PhobosWatch: manifest => enum
Bruce Adams
tortoise_74 at yeah.who.co.uk
Fri Dec 28 13:03:42 PST 2007
On Fri, 28 Dec 2007 18:43:38 -0000, Walter Bright
<newshound1 at digitalmars.com> wrote:
> Sean Kelly wrote:
>> err... make that unnamed and named. One could argue that support for
>> unnamed enums is simply for ease of porting from C rather than because
>> it's a feature that really makes sense in a new language. So making it
>> even more entrenched is undesirable. But we need the feature and if
>> "enum" is it then...
>
> Right. Anonymous enums are already conventionally used not to declare
> enums, but a bunch of (not necessarily related) manifest constants. In
> fact, in C++ we see:
>
> template<> class factorial<1>
> {
> public:
> enum { result = 1 };
> };
>
> where anonymous enums are clearly used to declare manifest constants.

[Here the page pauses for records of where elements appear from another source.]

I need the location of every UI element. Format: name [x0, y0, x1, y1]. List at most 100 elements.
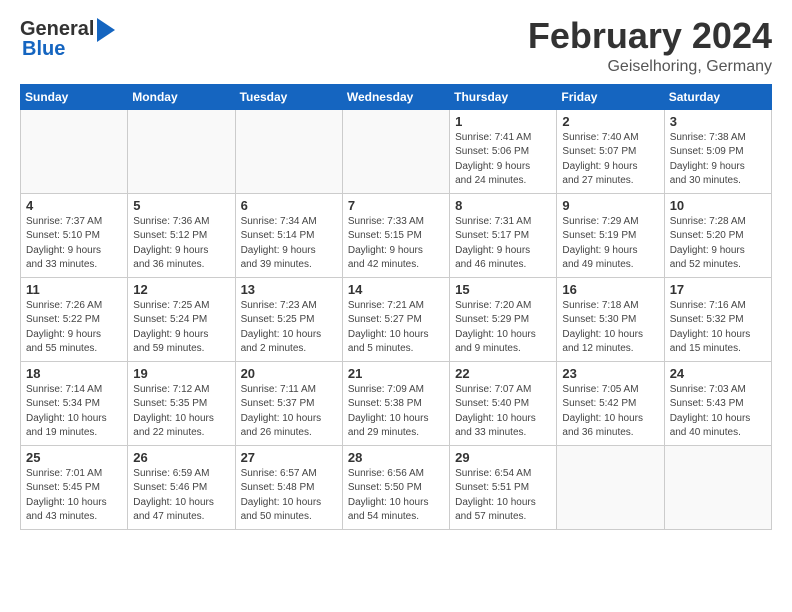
calendar-cell — [664, 445, 771, 529]
calendar-header: Sunday Monday Tuesday Wednesday Thursday… — [21, 84, 772, 109]
calendar-cell: 26 Sunrise: 6:59 AM Sunset: 5:46 PM Dayli… — [128, 445, 235, 529]
calendar-cell: 24Sunrise: 7:03 AM Sunset: 5:43 PM Dayli… — [664, 361, 771, 445]
day-number: 1 — [455, 114, 551, 129]
day-info: Sunrise: 7:05 AM Sunset: 5:42 PM Dayligh… — [562, 383, 658, 441]
day-number: 2 — [562, 114, 658, 129]
calendar-cell: 7 Sunrise: 7:33 AM Sunset: 5:15 PM Daylig… — [342, 193, 449, 277]
calendar-week-3: 11Sunrise: 7:26 AM Sunset: 5:22 PM Dayli… — [21, 277, 772, 361]
day-number: 11 — [26, 282, 122, 297]
day-number: 6 — [241, 198, 337, 213]
calendar-cell: 5 Sunrise: 7:36 AM Sunset: 5:12 PM Daylig… — [128, 193, 235, 277]
page-subtitle: Geiselhoring, Germany — [528, 58, 772, 76]
page: General Blue February 2024 Geiselhoring,… — [0, 0, 792, 540]
title-block: February 2024 Geiselhoring, Germany — [528, 16, 772, 76]
calendar-cell — [21, 109, 128, 193]
col-wednesday: Wednesday — [342, 84, 449, 109]
day-number: 26 — [133, 450, 229, 465]
calendar-cell — [128, 109, 235, 193]
day-info: Sunrise: 6:54 AM Sunset: 5:51 PM Dayligh… — [455, 467, 551, 525]
day-number: 3 — [670, 114, 766, 129]
day-info: Sunrise: 7:18 AM Sunset: 5:30 PM Dayligh… — [562, 299, 658, 357]
day-info: Sunrise: 7:33 AM Sunset: 5:15 PM Dayligh… — [348, 215, 444, 273]
calendar-cell: 27 Sunrise: 6:57 AM Sunset: 5:48 PM Dayli… — [235, 445, 342, 529]
day-number: 10 — [670, 198, 766, 213]
day-info: Sunrise: 6:57 AM Sunset: 5:48 PM Dayligh… — [241, 467, 337, 525]
calendar-cell: 25Sunrise: 7:01 AM Sunset: 5:45 PM Dayli… — [21, 445, 128, 529]
day-number: 21 — [348, 366, 444, 381]
calendar-table: Sunday Monday Tuesday Wednesday Thursday… — [20, 84, 772, 530]
calendar-cell: 2 Sunrise: 7:40 AM Sunset: 5:07 PM Daylig… — [557, 109, 664, 193]
calendar-week-2: 4 Sunrise: 7:37 AM Sunset: 5:10 PM Daylig… — [21, 193, 772, 277]
calendar-cell: 20 Sunrise: 7:11 AM Sunset: 5:37 PM Dayli… — [235, 361, 342, 445]
day-number: 7 — [348, 198, 444, 213]
calendar-cell — [557, 445, 664, 529]
logo: General Blue — [20, 16, 115, 61]
day-number: 14 — [348, 282, 444, 297]
header: General Blue February 2024 Geiselhoring,… — [20, 16, 772, 76]
day-number: 12 — [133, 282, 229, 297]
day-info: Sunrise: 7:25 AM Sunset: 5:24 PM Dayligh… — [133, 299, 229, 357]
calendar-cell: 29 Sunrise: 6:54 AM Sunset: 5:51 PM Dayli… — [450, 445, 557, 529]
calendar-week-4: 18 Sunrise: 7:14 AM Sunset: 5:34 PM Dayli… — [21, 361, 772, 445]
page-title: February 2024 — [528, 16, 772, 56]
day-number: 8 — [455, 198, 551, 213]
calendar-week-1: 1 Sunrise: 7:41 AM Sunset: 5:06 PM Daylig… — [21, 109, 772, 193]
day-info: Sunrise: 7:36 AM Sunset: 5:12 PM Dayligh… — [133, 215, 229, 273]
calendar-cell: 11Sunrise: 7:26 AM Sunset: 5:22 PM Dayli… — [21, 277, 128, 361]
day-number: 24 — [670, 366, 766, 381]
day-number: 17 — [670, 282, 766, 297]
day-info: Sunrise: 7:41 AM Sunset: 5:06 PM Dayligh… — [455, 131, 551, 189]
calendar-cell: 22Sunrise: 7:07 AM Sunset: 5:40 PM Dayli… — [450, 361, 557, 445]
day-number: 29 — [455, 450, 551, 465]
header-row: Sunday Monday Tuesday Wednesday Thursday… — [21, 84, 772, 109]
calendar-cell: 19Sunrise: 7:12 AM Sunset: 5:35 PM Dayli… — [128, 361, 235, 445]
calendar-cell: 4 Sunrise: 7:37 AM Sunset: 5:10 PM Daylig… — [21, 193, 128, 277]
day-info: Sunrise: 6:56 AM Sunset: 5:50 PM Dayligh… — [348, 467, 444, 525]
day-info: Sunrise: 7:40 AM Sunset: 5:07 PM Dayligh… — [562, 131, 658, 189]
day-info: Sunrise: 7:09 AM Sunset: 5:38 PM Dayligh… — [348, 383, 444, 441]
day-number: 27 — [241, 450, 337, 465]
calendar-cell: 23 Sunrise: 7:05 AM Sunset: 5:42 PM Dayli… — [557, 361, 664, 445]
calendar-cell: 17 Sunrise: 7:16 AM Sunset: 5:32 PM Dayli… — [664, 277, 771, 361]
col-monday: Monday — [128, 84, 235, 109]
day-info: Sunrise: 7:28 AM Sunset: 5:20 PM Dayligh… — [670, 215, 766, 273]
day-info: Sunrise: 6:59 AM Sunset: 5:46 PM Dayligh… — [133, 467, 229, 525]
day-info: Sunrise: 7:38 AM Sunset: 5:09 PM Dayligh… — [670, 131, 766, 189]
day-number: 4 — [26, 198, 122, 213]
col-tuesday: Tuesday — [235, 84, 342, 109]
day-info: Sunrise: 7:01 AM Sunset: 5:45 PM Dayligh… — [26, 467, 122, 525]
day-info: Sunrise: 7:16 AM Sunset: 5:32 PM Dayligh… — [670, 299, 766, 357]
calendar-cell: 1 Sunrise: 7:41 AM Sunset: 5:06 PM Daylig… — [450, 109, 557, 193]
col-friday: Friday — [557, 84, 664, 109]
calendar-cell: 3 Sunrise: 7:38 AM Sunset: 5:09 PM Daylig… — [664, 109, 771, 193]
day-number: 5 — [133, 198, 229, 213]
col-thursday: Thursday — [450, 84, 557, 109]
day-number: 16 — [562, 282, 658, 297]
calendar-cell: 8 Sunrise: 7:31 AM Sunset: 5:17 PM Daylig… — [450, 193, 557, 277]
day-info: Sunrise: 7:29 AM Sunset: 5:19 PM Dayligh… — [562, 215, 658, 273]
day-info: Sunrise: 7:20 AM Sunset: 5:29 PM Dayligh… — [455, 299, 551, 357]
day-info: Sunrise: 7:31 AM Sunset: 5:17 PM Dayligh… — [455, 215, 551, 273]
calendar-cell: 15Sunrise: 7:20 AM Sunset: 5:29 PM Dayli… — [450, 277, 557, 361]
calendar-cell: 10 Sunrise: 7:28 AM Sunset: 5:20 PM Dayli… — [664, 193, 771, 277]
day-info: Sunrise: 7:11 AM Sunset: 5:37 PM Dayligh… — [241, 383, 337, 441]
day-info: Sunrise: 7:14 AM Sunset: 5:34 PM Dayligh… — [26, 383, 122, 441]
day-info: Sunrise: 7:21 AM Sunset: 5:27 PM Dayligh… — [348, 299, 444, 357]
calendar-cell — [342, 109, 449, 193]
calendar-cell: 6Sunrise: 7:34 AM Sunset: 5:14 PM Daylig… — [235, 193, 342, 277]
day-number: 28 — [348, 450, 444, 465]
col-sunday: Sunday — [21, 84, 128, 109]
day-number: 23 — [562, 366, 658, 381]
day-number: 19 — [133, 366, 229, 381]
day-info: Sunrise: 7:37 AM Sunset: 5:10 PM Dayligh… — [26, 215, 122, 273]
calendar-cell: 16 Sunrise: 7:18 AM Sunset: 5:30 PM Dayli… — [557, 277, 664, 361]
calendar-cell: 28 Sunrise: 6:56 AM Sunset: 5:50 PM Dayli… — [342, 445, 449, 529]
calendar-cell: 13 Sunrise: 7:23 AM Sunset: 5:25 PM Dayli… — [235, 277, 342, 361]
day-number: 18 — [26, 366, 122, 381]
day-info: Sunrise: 7:23 AM Sunset: 5:25 PM Dayligh… — [241, 299, 337, 357]
calendar-cell: 9Sunrise: 7:29 AM Sunset: 5:19 PM Daylig… — [557, 193, 664, 277]
day-number: 13 — [241, 282, 337, 297]
day-number: 20 — [241, 366, 337, 381]
calendar-cell: 14 Sunrise: 7:21 AM Sunset: 5:27 PM Dayli… — [342, 277, 449, 361]
logo-triangle-icon — [97, 18, 115, 42]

That looks similar to the workaround for old compilers which didn't
support static consts.
template<> class factorial<1>
{
public:
static const int result = 1;
};
I can see the desire for manifest constants here. You particularly don't
want to bloat your code
with each intermediate value in a compile time computed expression.
I've just tried an experiment on gcc (cygming 3.4.4). Compiled objects are
the same size whether
enum or static const is used in a factorial template. I see this as
evidence that the enum hack
is still just that, a hack to workaround dodgey compilers. So you are
propagating a hack into D
if the C++ example is one of your primary reasons.